Phase III Trials: Another thirty six to forty eight months are spent to determine therapeutic benefits and potential side effects of the formulation. A randomized controlled study involving multiple hospitals, clinicians, Institutional Ethical Bodies and medical lawyers is carried out to collect data from nearly 3000 patients as test and control subjects to document effects of the drug. Efficiency of the drug formulation to manage targeted pathology is studied at a community level at this point. Equal or perhaps, more attention is given to find out any potential side effects previously undocumented during Phase II trials. The study results should be published in peer-reviewed journals with no conflict of interests of involved parties as well as no dispute from experts in relevant fields. These results also serve as a basis for FDA to analyze risk versus benefits of the drug formulation.
Once Phase III trials show promising results, the involved parties, usually drug manufacturing pharmaceutical giants at this point, file a New Drug Application (NDA) to FDA with data regarding the drug formulation available till date. A typical NDA may easily go from 100,000 to 150,000 pages. Expert committee formed by FDA will then analyze the application unbiased.

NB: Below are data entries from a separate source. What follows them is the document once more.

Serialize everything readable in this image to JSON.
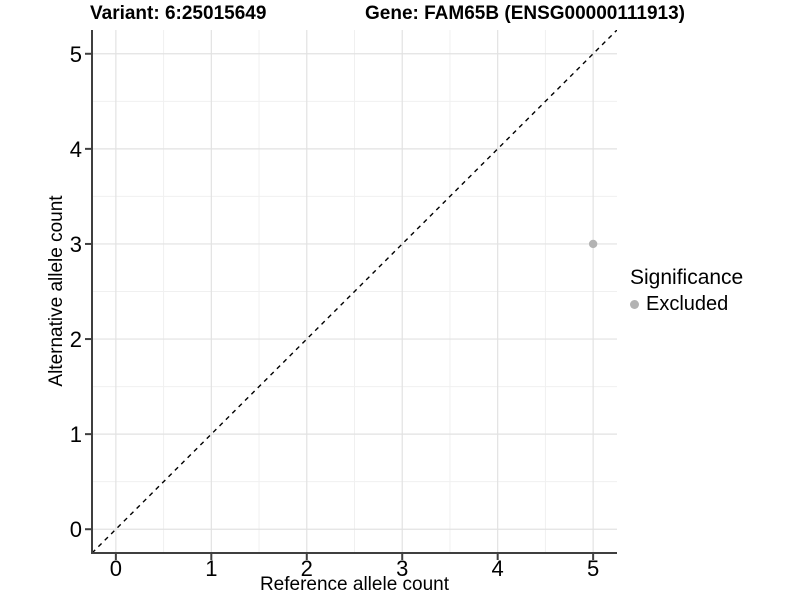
{
  "titles": {
    "variant": "Variant: 6:25015649",
    "gene": "Gene: FAM65B (ENSG00000111913)"
  },
  "chart_data": {
    "type": "scatter",
    "xlabel": "Reference allele count",
    "ylabel": "Alternative allele count",
    "xlim": [
      0,
      5
    ],
    "ylim": [
      0,
      5
    ],
    "xticks": [
      0,
      1,
      2,
      3,
      4,
      5
    ],
    "yticks": [
      0,
      1,
      2,
      3,
      4,
      5
    ],
    "expand_mult": 0.05,
    "grid": {
      "major": true,
      "minor": true
    },
    "points": [
      {
        "x": 5,
        "y": 3,
        "significance": "Excluded"
      }
    ],
    "abline": {
      "slope": 1,
      "intercept": 0,
      "linetype": "dashed",
      "color": "#000000"
    },
    "legend": {
      "title": "Significance",
      "position": "right",
      "items": [
        {
          "label": "Excluded",
          "color": "#b3b3b3"
        }
      ]
    },
    "colors": {
      "point": "#b3b3b3",
      "grid_major": "#e2e2e2",
      "grid_minor": "#f0f0f0",
      "axis_line": "#3f3f3f",
      "tick": "#3f3f3f",
      "text": "#000000",
      "background": "#ffffff"
    }
  }
}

An estimated time of thirty months is needed for FDA to meticulously analyze all the aspects of the new drug formulation as this goes into market for widespread use across multiple communities once approved at this point.  Unlike clinical trials under controlled settings, the usage of a drug at community level cannot be steered or supervised. Needless to say, extreme caution is therefore taken before formally approving the drug to be produced in large scale for clinical use.

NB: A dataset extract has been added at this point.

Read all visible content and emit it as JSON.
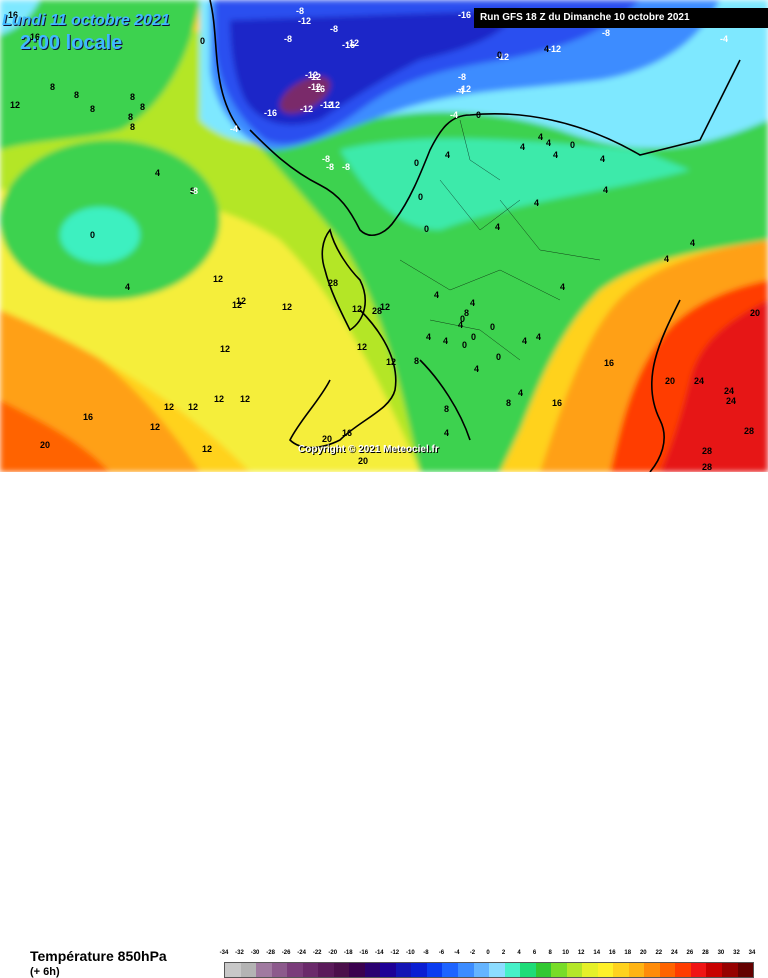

Phase IV Trials; Even after reaching market, a drug is not dispensed completely uncontrolled. Post-marketing Surveillance, also called Phase IV trials are carried out strictly for up to twenty four months and leniently during the entire lifetime of the drug’s medical use to document therapeutic and adverse consequences of the drug formulation at a community level. At this point, the drug is available only as its original formulation, manufactured and marketed only by the party holding patent and FDA approval. One can easily understand why non-generic drugs are expensive as the patent holding drug manufacturer is trying to win back all its expenses of research and development of the formulation as well as the exuberant expenses of conducting multiple phases of drug trials. Drug developers are given patent protection of an original formulation for twenty years in most of the countries. Under special circumstances, a patent term restoration can be given for an additional five years if manufacturers convince FDA for an extended period for clinical data evaluation. This is the period during which manufacturers market the drugs as a brand and earn their invested capital back. This period is also infamously regarded as the period of huge profits for the manufacturer due to their monopoly in markets.

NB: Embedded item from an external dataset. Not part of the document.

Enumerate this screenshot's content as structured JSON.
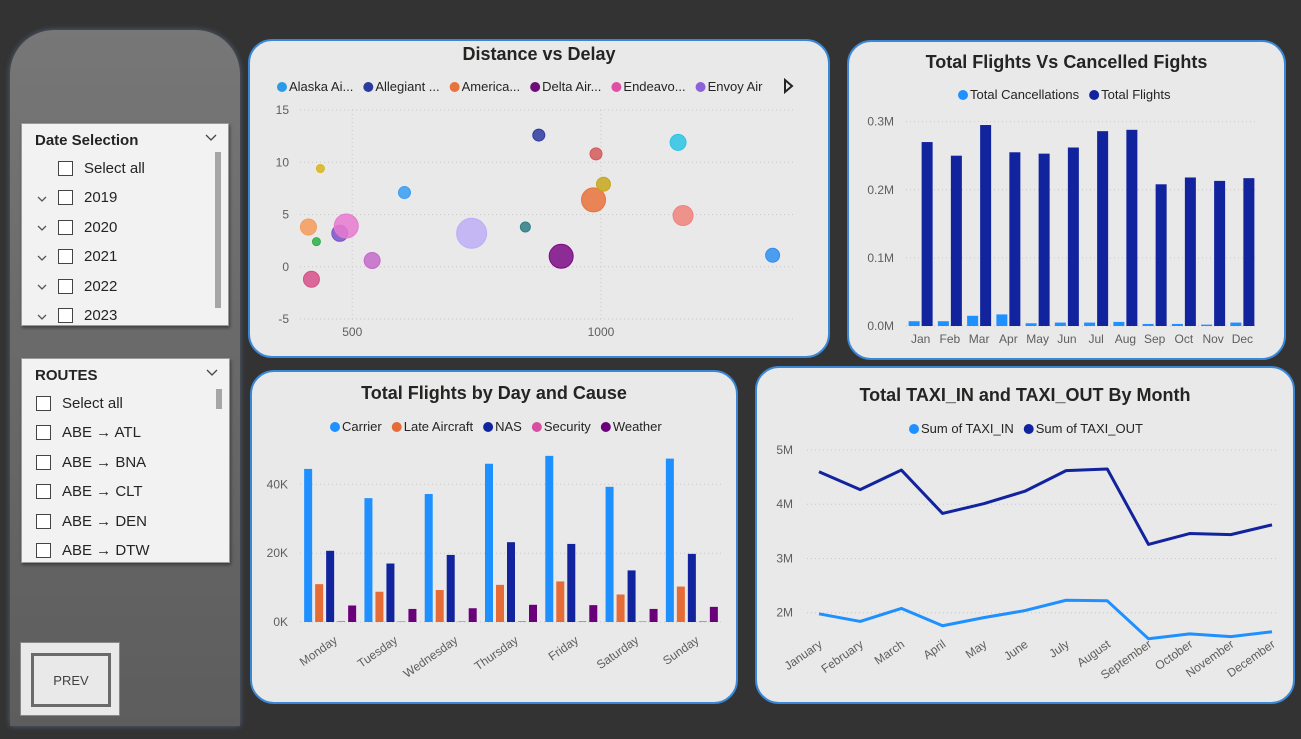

After the patent protected period, other pharmaceutical companies can file an Abbreviated New Drug Application (ANDA) to FDA demonstrating therapeutic equivalence of their formulation to the original brand product. If approved by FDA, the new formulation will be added to Approved Drug Products with Therapeutics Equivalence Evaluations list. This is endearingly called The Orange Book. This is the official approval for the applicant to manufacture and market its formulation as generic drugs. As the capital investment involved in such drug development is much less, generic drugs bring down the price of drugs by about thirty to eighty percent of that of original brand. Moreover, as more manufacturers get bioequivalence approval for their formulation, competition in markets will get stronger, thus forcing companies to slash their prices to sustain demand. This is one noble reason why good quality medications are available even to countries with poor economy without having to sweat much on pharmaceutical research and development.

As we go through the story of a single therapeutic molecule from laboratory to common man, approximately thirty years “smoothly” went past. That’s is one difficult and eventful journey !!!!!